Uno de los conflictos que impactaba fuertemente esta región de Chile era con la empresa austro chilena RP Global Chile Energías Renovables S.A., en conjunto con la distribuidora eléctrica Saesa. Estas compañías privadas fueron las responsables de la instalación de una central hidroeléctrica en el sector de Tranguil. Este proyecto se desarrolló sin ningún tipo de consulta a los habitantes de la zona, destruyendo un cementerio, talando monte nativo, construyendo la central y líneas de alta tensión que atraviesan áreas pobladas y violando los terrenos de las comunidades mapuches, vulnerando el convenio 169 de la OIT, al cual el Estado chileno suscribe. Tanto Macarena como su pareja Rubén fueron actores claves en el proceso burocrático para frenar la instalación del proyecto en el territorio.

El 22 de agosto de 2016, Macarena Valdés fue encontrada por uno de sus hijos colgada de las vigas de su propia casa. Carabineros de Chile y el Servicio Médico Legal determinaron que se trató de un suicidio. Sin embargo, su familia no creyó esta versión, ya que nada indicaba que Macarena tuviera conductas de autoeliminación, y contrató a un forense particular para realizar una autopsia. El resultado de las pericias demostró que no había signos que demostrasen que se tratase de un ahorcamiento en vida, lo que refutaba la hipótesis de la fiscalía y confirmaba que Macarena había sido asesinada.
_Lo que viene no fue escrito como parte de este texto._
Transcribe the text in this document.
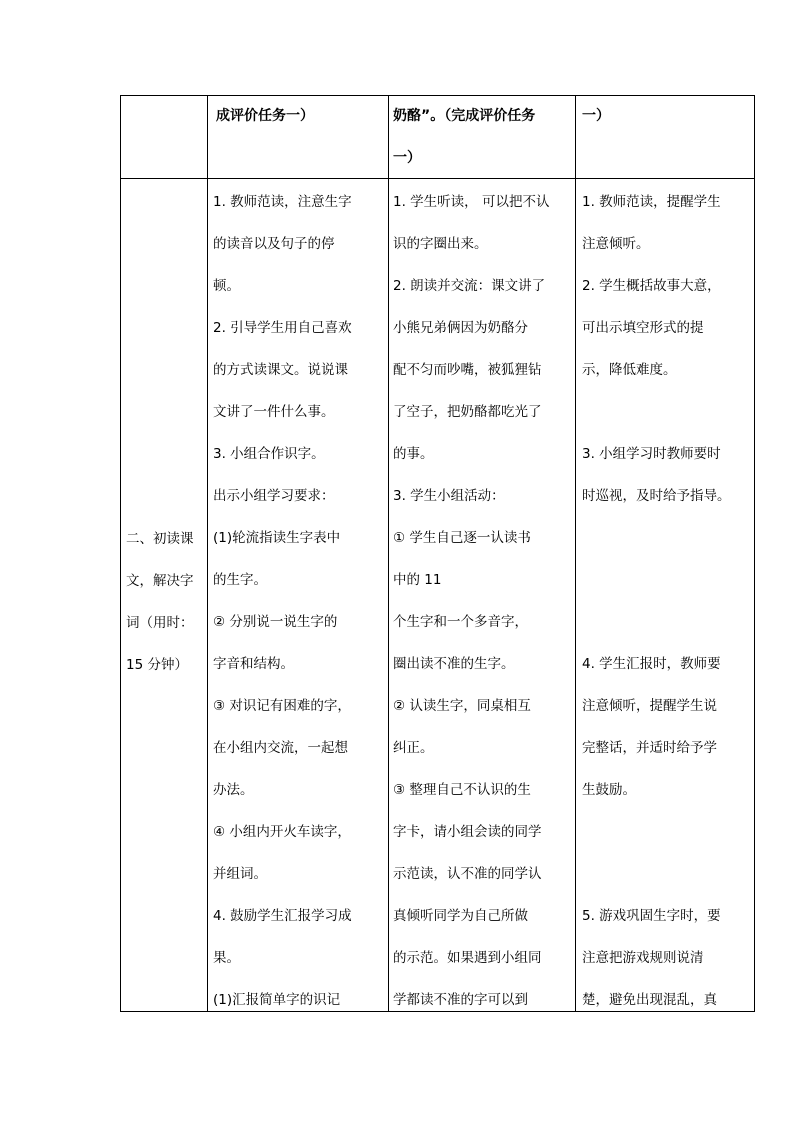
成评价任务一）	奶酪”。（完成评价任务

一）

一）

二、初读课

文，解决字

词（用时：

15 分钟）

1. 教师范读，注意生字

的读音以及句子的停

顿。

2. 引导学生用自己喜欢

的方式读课文。说说课

文讲了一件什么事。

3. 小组合作识字。

出示小组学习要求：

(1)轮流指读生字表中

的生字。

② 分别说一说生字的

字音和结构。

③ 对识记有困难的字，

在小组内交流，一起想

办法。

④ 小组内开火车读字，

并组词。

4. 鼓励学生汇报学习成

果。

(1)汇报简单字的识记

1. 学生听读， 可以把不认

识的字圈出来。

2. 朗读并交流：课文讲了

小熊兄弟俩因为奶酪分

配不匀而吵嘴，被狐狸钻

了空子，把奶酪都吃光了

的事。

3. 学生小组活动：

① 学生自己逐一认读书

中的 11

个生字和一个多音字，

圈出读不准的生字。

② 认读生字，同桌相互

纠正。

③ 整理自己不认识的生

字卡，请小组会读的同学

示范读，认不准的同学认

真倾听同学为自己所做

的示范。如果遇到小组同

学都读不准的字可以到

1. 教师范读，提醒学生

注意倾听。

2. 学生概括故事大意，

可出示填空形式的提

示，降低难度。

3. 小组学习时教师要时

时巡视，及时给予指导。

4. 学生汇报时，教师要

注意倾听，提醒学生说

完整话，并适时给予学

生鼓励。

5. 游戏巩固生字时，要

注意把游戏规则说清

楚，避免出现混乱，真
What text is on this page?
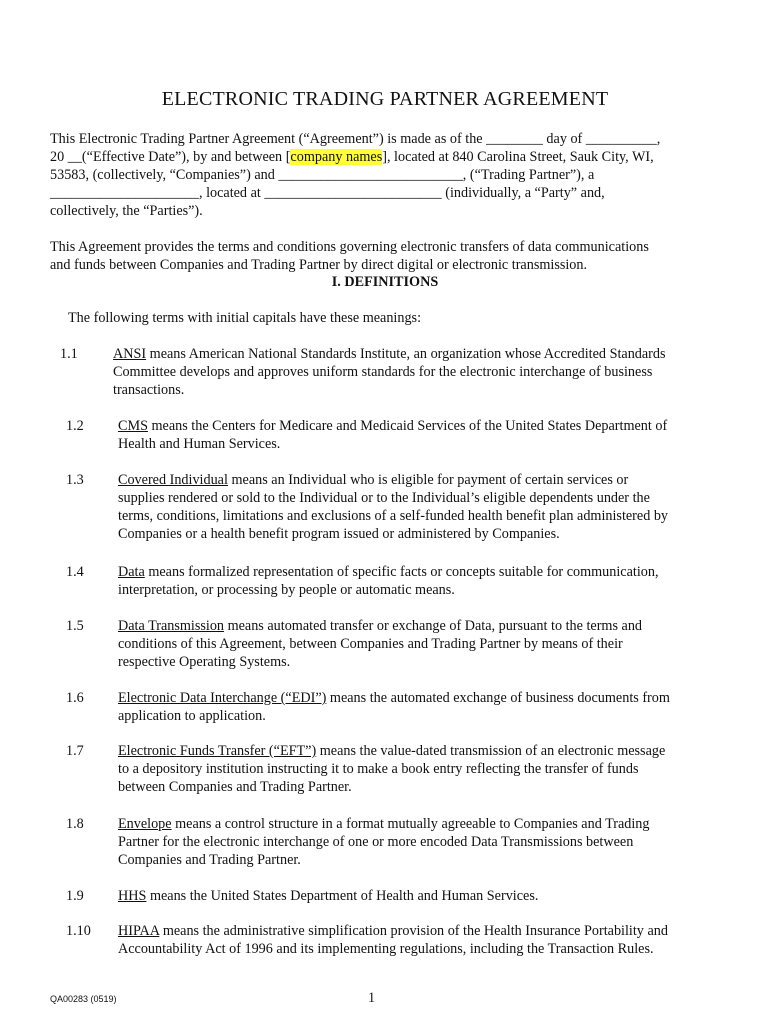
ELECTRONIC TRADING PARTNER AGREEMENT

This Electronic Trading Partner Agreement (“Agreement”) is made as of the ________ day of __________,
20 __(“Effective Date”), by and between [company names], located at 840 Carolina Street, Sauk City, WI,
53583, (collectively, “Companies”) and __________________________, (“Trading Partner”), a
_____________________, located at _________________________ (individually, a “Party” and,
collectively, the “Parties”).

This Agreement provides the terms and conditions governing electronic transfers of data communications
and funds between Companies and Trading Partner by direct digital or electronic transmission.

I. DEFINITIONS
The following terms with initial capitals have these meanings:
1.1 ANSI means American National Standards Institute, an organization whose Accredited Standards
Committee develops and approves uniform standards for the electronic interchange of business
transactions.
1.2 CMS means the Centers for Medicare and Medicaid Services of the United States Department of
Health and Human Services.
1.3 Covered Individual means an Individual who is eligible for payment of certain services or
supplies rendered or sold to the Individual or to the Individual’s eligible dependents under the
terms, conditions, limitations and exclusions of a self-funded health benefit plan administered by
Companies or a health benefit program issued or administered by Companies.
1.4 Data means formalized representation of specific facts or concepts suitable for communication,
interpretation, or processing by people or automatic means.
1.5 Data Transmission means automated transfer or exchange of Data, pursuant to the terms and
conditions of this Agreement, between Companies and Trading Partner by means of their
respective Operating Systems.
1.6 Electronic Data Interchange (“EDI”) means the automated exchange of business documents from
application to application.
1.7 Electronic Funds Transfer (“EFT”) means the value-dated transmission of an electronic message
to a depository institution instructing it to make a book entry reflecting the transfer of funds
between Companies and Trading Partner.
1.8 Envelope means a control structure in a format mutually agreeable to Companies and Trading
Partner for the electronic interchange of one or more encoded Data Transmissions between
Companies and Trading Partner.
1.9 HHS means the United States Department of Health and Human Services.
1.10 HIPAA means the administrative simplification provision of the Health Insurance Portability and
Accountability Act of 1996 and its implementing regulations, including the Transaction Rules.
QA00283 (0519)	1
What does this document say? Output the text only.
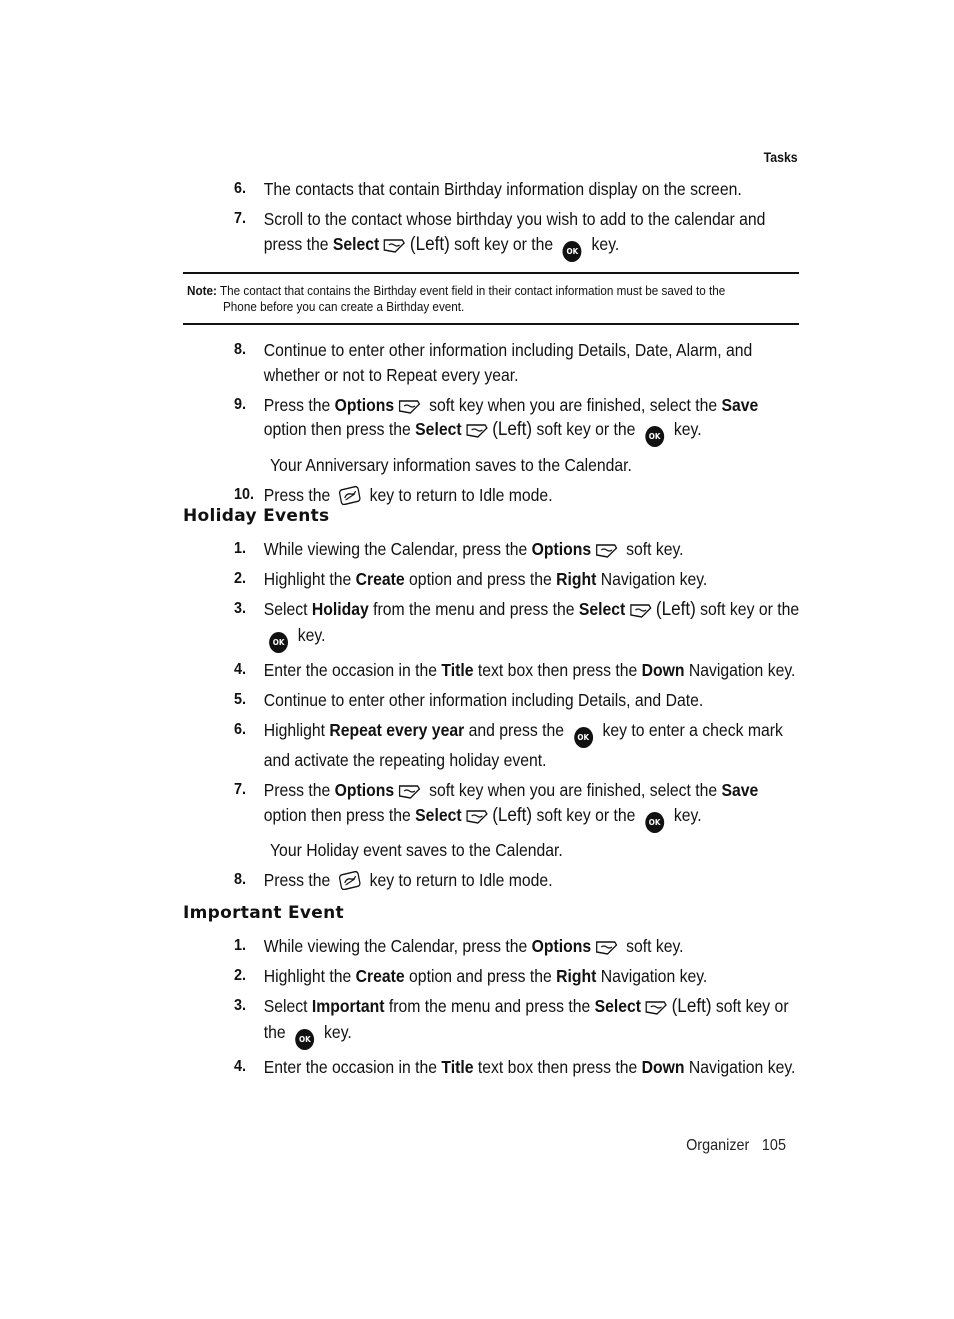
Tasks
6. The contacts that contain Birthday information display on the screen.
7. Scroll to the contact whose birthday you wish to add to the calendar and press the Select (Left) soft key or the OK key.
Note: The contact that contains the Birthday event field in their contact information must be saved to the
Phone before you can create a Birthday event.
8. Continue to enter other information including Details, Date, Alarm, and whether or not to Repeat every year.
9. Press the Options soft key when you are finished, select the Save option then press the Select (Left) soft key or the OK key.
Your Anniversary information saves to the Calendar.
10. Press the  key to return to Idle mode.
Holiday Events
1. While viewing the Calendar, press the Options soft key.
2. Highlight the Create option and press the Right Navigation key.
3. Select Holiday from the menu and press the Select (Left) soft key or the OK key.
4. Enter the occasion in the Title text box then press the Down Navigation key.
5. Continue to enter other information including Details, and Date.
6. Highlight Repeat every year and press the OK key to enter a check mark and activate the repeating holiday event.
7. Press the Options soft key when you are finished, select the Save option then press the Select (Left) soft key or the OK key.
Your Holiday event saves to the Calendar.
8. Press the  key to return to Idle mode.
Important Event
1. While viewing the Calendar, press the Options soft key.
2. Highlight the Create option and press the Right Navigation key.
3. Select Important from the menu and press the Select (Left) soft key or the OK key.
4. Enter the occasion in the Title text box then press the Down Navigation key.
Organizer 105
Recién a fines de 2018 se logró el cambio de carátula a “hallazgo de cadáver”, pero luego de tres años del asesinato la investigación no ha avanzado debido a diversos obstáculos: “pérdidas” de informes clave, al menos dos intentos de cierre de la investigación, pruebas truncadas, información retenida, no considerada o atrasada.

Son constantes los amedrentamientos que la familia de Macarena Valdés sigue sufriendo cada día por parte de sujetos que visitan la casa donde vive Rubén Collío y sus hijos, llamadas sistemáticas a altas horas de la noche amenazando a la familia para que desista de la investigación.

El caso de Macarena es un ejemplo más de la violencia sistemática que enfrenta la defensa por el territorio y los recursos naturales en América Latina. La cantidad de asesinatos de activistas medioambientales y sociales continúa aumentando. Muchos de ellos pertenecen a comunidades indígenas: a pesar de conformar tan solo el 5% de la población, en 2017 un cuarto de los activistas asesinados fueron indígenas.

“Hace ya tres años nosotros dijimos que se está instalando el sicariato en Chile. Esta gente fue a nuestra casa, arriba en la montaña, y mataron a la negra porque se atrevió a alzar la voz. Exigimos justicia, no la pedimos, porque ya sabemos la verdad, y la verdad es que a la negra la asesinaron”. Palabras de Rubén Collío.